I gave myself a rare gift to spent quantity and quality time with my son for the first time in months – only the 4th time in a year.  For the past many weeks I have wanted to see him but literally couldn’t find the time. But a few days ago, my intuition set me straight. I woke up and knew it was time to travel across the country to see him. I spontaneously carved out a few days at the end of the week, knowing that visiting him would be a decision I’d never regret. Now at the end of my visit, I realize that this weekend has actually given me space to breathe, in a way that making my way through my very long to-do list could not. This was the perfect weekend to be with him. I couldn’t find the time but the time found me.

This trip has actually been focused quite a bit on healing and acknowledging pain. We’ve had so many conversations reflecting on the subjects in different ways. My son shares that as he is acknowledging past pain and beginning to face difficult emotions in a more embracing way, he is discovering powerful insights. He is on a difficult and wonderful journey of self-discovery.

He is also always on my mind. I have been connecting to him empathically from 3000 miles away. I have completed higher levels of Reiki in order to be able to send him the healing universal energy, even when we are physically so far apart. Every single morning, I focus on his wellbeing. I picture him in my mind. I visualize surrounding him in the warmth and light of positive energy. And yesterday, I had the most soul-filling experience. For the first time, I was able to give him Reiki in person.

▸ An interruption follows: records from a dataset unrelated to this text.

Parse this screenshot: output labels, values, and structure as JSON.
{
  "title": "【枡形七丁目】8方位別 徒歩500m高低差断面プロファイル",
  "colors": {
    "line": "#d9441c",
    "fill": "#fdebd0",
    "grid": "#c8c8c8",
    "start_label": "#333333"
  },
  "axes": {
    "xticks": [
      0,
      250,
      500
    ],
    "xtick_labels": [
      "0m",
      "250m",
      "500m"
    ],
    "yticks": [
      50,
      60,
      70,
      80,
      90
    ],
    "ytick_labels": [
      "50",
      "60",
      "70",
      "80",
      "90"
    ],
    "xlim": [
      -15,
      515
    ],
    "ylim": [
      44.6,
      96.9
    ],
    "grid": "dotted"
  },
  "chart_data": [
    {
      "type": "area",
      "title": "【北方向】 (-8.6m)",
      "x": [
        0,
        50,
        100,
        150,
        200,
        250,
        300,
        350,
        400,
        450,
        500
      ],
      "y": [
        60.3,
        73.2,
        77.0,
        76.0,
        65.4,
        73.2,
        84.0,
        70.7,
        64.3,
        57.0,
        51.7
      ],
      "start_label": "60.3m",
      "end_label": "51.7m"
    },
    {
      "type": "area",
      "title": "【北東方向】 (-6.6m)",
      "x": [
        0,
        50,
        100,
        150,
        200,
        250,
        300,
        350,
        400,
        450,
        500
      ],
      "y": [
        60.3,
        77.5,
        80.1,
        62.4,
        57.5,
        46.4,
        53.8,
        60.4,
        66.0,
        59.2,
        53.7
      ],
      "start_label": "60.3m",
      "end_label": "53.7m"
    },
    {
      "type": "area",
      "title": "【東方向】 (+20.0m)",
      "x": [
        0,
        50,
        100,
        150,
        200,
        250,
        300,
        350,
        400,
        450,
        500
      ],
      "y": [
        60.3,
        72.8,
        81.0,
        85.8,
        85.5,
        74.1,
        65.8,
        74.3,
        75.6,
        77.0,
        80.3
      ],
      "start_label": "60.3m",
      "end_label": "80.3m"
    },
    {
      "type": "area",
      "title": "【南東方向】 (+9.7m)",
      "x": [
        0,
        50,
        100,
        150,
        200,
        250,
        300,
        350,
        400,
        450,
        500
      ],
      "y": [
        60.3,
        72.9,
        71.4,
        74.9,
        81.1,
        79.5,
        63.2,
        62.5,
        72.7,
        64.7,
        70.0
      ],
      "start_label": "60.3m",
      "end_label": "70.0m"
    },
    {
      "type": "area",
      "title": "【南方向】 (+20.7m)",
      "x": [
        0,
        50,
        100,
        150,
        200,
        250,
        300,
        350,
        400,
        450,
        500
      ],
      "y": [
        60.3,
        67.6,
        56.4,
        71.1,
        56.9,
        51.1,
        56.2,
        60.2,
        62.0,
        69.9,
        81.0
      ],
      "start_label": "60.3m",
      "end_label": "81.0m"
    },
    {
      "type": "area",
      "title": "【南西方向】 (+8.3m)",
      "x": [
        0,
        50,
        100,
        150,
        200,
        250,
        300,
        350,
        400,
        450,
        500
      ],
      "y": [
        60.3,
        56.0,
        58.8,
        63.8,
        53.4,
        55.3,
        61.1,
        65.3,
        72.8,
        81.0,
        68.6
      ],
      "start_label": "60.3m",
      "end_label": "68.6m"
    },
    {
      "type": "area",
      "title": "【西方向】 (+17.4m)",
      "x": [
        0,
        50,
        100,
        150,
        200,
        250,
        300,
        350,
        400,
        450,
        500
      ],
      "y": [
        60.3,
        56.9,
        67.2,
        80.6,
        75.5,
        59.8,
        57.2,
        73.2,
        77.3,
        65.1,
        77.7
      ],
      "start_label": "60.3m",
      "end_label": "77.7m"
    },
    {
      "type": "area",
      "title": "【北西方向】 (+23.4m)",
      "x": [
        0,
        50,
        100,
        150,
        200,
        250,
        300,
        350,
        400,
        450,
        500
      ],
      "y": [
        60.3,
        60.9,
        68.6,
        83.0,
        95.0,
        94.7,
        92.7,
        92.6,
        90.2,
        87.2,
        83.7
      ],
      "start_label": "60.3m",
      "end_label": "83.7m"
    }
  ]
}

For an hour, my son lay still on the grass, listening to my meditation music, overlooking the Pacific Ocean, and allowed me to place my healing hands on him. I felt the universal energy coursing through my hands. But what truly stopped me in my tracks, was how powerful my maternal-love energy felt. The energies coming together created the most beautiful force that both my son and I felt.

I wish all healing was as easy as placing our hands on a loved one and sending them the intention of peace. In all cases, we must not run away, emotionally or physically. We must face what is difficult, find the root of the pain, and then replace the trauma with love. We must spread our positive energy. We must hug and listen and love. And yes, we must figuratively (and sometimes literally) place healing hands on one another.

We also must eliminate the ability for ordinary citizens to acquire weapons of war.  We must create widespread accessibility to mental health services, having open, nonjudgmental conversations with opportunities for sharing and discourse. And we must drown out the vitriol, paranoia, and suspicion of people who are different from us by learning about one another, celebrating what we share, and loving one another. We must insist that our leaders celebrate humanity.

In other words, it’s time to vote and it’s time for me to find a therapist.